Similarly, good accountants are indispensable to anyone with serious ambitions about creating a high growth enterprise.
Such services should be delivered exactly to the entrepreneur’s needs; providing fast results which enable the client to get on with the daily duties of business building.
One trend in the professional services world which is aiding this and driving greater efficiencies for clients, is increased collaboration.
Now, more than ever, the boundaries between professional service disciplines are being crossed to the benefit of the client.
Yes, this willingness to collaborate also benefits the service providers themselves. Sharing contacts and expertise can be a powerful method of winning more and bigger business.

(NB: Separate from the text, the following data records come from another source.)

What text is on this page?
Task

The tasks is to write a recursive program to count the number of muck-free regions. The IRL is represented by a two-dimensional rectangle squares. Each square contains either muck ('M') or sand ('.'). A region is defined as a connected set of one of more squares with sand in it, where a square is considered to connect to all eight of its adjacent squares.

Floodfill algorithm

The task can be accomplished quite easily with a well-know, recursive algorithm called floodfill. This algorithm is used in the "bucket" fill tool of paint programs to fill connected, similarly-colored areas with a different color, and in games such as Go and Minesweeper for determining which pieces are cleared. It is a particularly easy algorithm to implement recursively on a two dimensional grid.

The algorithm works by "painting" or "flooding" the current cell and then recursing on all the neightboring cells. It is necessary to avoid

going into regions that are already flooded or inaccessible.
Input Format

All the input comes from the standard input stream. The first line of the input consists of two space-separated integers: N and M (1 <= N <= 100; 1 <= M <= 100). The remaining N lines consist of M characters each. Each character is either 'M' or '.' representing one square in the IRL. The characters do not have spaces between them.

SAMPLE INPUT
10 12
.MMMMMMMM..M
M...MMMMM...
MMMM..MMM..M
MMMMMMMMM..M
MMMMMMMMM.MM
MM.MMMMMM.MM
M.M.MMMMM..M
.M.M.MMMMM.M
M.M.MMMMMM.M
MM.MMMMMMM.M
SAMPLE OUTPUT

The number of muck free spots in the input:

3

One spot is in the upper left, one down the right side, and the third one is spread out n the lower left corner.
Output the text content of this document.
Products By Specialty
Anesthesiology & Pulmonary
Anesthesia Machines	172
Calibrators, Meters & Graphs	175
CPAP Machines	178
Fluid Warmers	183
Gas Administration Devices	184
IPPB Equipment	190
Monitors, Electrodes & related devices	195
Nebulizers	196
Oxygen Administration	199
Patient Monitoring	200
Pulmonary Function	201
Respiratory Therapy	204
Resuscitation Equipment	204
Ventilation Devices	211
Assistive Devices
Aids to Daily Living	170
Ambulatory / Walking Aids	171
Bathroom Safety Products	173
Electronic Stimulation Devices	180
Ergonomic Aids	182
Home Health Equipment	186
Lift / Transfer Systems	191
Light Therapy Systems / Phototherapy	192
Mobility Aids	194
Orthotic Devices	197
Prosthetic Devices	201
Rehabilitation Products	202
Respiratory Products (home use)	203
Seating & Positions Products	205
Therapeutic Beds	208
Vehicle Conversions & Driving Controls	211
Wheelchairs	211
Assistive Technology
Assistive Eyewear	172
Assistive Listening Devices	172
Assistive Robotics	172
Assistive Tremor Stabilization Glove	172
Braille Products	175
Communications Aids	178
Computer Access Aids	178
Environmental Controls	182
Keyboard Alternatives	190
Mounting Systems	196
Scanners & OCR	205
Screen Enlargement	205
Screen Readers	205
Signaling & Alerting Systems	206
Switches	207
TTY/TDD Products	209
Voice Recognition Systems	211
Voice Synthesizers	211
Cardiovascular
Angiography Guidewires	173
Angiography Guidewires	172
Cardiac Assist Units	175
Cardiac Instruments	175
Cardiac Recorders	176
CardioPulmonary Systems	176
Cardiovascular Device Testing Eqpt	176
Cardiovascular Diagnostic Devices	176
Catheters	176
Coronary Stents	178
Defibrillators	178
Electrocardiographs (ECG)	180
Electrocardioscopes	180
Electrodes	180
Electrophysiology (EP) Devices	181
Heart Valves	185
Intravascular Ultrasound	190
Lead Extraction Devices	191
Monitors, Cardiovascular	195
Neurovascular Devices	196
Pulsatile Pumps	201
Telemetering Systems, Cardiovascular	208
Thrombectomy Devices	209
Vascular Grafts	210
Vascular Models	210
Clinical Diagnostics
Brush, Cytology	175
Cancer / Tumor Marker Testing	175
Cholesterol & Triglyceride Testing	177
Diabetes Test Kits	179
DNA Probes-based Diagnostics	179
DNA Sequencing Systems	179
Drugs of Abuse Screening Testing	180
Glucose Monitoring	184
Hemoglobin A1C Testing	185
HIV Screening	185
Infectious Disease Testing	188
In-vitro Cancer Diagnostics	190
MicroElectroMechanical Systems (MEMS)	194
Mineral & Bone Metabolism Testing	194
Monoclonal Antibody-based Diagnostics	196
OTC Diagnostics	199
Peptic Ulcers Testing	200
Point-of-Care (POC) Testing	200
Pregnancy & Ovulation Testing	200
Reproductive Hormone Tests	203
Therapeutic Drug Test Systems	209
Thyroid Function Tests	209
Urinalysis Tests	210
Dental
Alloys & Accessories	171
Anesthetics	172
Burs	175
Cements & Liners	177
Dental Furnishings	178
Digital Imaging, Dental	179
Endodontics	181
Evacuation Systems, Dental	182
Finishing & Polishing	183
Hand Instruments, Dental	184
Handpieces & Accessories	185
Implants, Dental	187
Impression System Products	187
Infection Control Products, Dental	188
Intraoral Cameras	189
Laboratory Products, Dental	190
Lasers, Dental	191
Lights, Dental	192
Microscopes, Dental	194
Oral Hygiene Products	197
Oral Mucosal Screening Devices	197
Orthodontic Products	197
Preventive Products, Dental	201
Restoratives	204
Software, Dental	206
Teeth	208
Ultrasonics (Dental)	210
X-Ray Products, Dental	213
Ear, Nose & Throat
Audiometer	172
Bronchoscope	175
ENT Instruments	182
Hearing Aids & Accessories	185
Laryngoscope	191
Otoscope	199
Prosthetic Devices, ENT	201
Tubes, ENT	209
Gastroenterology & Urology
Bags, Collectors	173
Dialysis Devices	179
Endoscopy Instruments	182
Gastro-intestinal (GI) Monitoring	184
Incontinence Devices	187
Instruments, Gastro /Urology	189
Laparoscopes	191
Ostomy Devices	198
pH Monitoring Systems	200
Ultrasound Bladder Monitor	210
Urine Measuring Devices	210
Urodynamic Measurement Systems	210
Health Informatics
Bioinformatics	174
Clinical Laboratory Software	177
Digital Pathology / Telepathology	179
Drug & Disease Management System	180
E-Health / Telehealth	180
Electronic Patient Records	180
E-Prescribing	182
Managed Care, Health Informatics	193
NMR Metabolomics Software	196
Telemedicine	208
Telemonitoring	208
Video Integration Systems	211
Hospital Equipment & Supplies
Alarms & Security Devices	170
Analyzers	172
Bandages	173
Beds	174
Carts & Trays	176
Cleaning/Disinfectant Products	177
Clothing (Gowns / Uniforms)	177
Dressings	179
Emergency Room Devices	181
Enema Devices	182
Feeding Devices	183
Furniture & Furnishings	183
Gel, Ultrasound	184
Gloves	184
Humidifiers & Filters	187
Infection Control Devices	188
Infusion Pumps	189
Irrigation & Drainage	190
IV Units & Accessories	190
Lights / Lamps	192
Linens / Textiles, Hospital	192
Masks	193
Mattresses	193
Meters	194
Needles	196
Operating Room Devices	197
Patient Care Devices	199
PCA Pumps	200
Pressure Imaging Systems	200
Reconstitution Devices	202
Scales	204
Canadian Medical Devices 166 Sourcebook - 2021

For entrepreneurs, however, it can mean a more streamlined management of essential legislative and financial obligations. Further than that, it can even be the difference between survival and failure.
Take financial mis-selling or irregularities, for example. A competent accountant can spot a hole where funds should be, or a financial product not doing what it is supposed to. The resultant blemishes on the balance sheet may make the difference between boom and bust. Such problems require rapid action. A disjointed approach or delays in working out a legal and financial solution can be disastrous.
But having an accountancy firm closely collaborating with a law firm can bring about a smoother and more effective response.
Accountants are often the first port of call when people think they may have an issue related to financial mis-conduct or mis-selling. But they can’t always be expected to have the legal knowledge required to deal with such problems.
This growing willingness to collaborate was forged during the economic downturn and its long-lasting fallout. As businesses exposed to the crash cut overheads, anything but essential services were slashed. In almost every sector, including legal and financial services, strength in numbers was seen as a way of avoiding certain doom.
With the economy growing once more, collaboration is now perhaps weighted towards companies seeking new opportunities and growth, rather than simply survival.
And entrepreneurs can be winners in this newly collaborative landscape too. For business leaders it is well worth investigating how collaborative your current or potential professional services providers are. Their connections may well hold the key to your next breakthrough or game-changing decision.
The trend for cross-discipline collaboration in the coming years might extend further – as evidenced by Ernst & Young’s recent foray into digital design. The global services giant’s advisory division recently acquired digital design consultancy Seren.
The move was billed as a ‘first of its kind’ as the firm plans to widen the reach of its consulting services. In future we may see more examples of this type of deal, as professional services creeps into new territories, including marketing all things digital. The result for entrepreneurs will hopefully be more cohesion between the many external services required by growing businesses – and a faster route to success.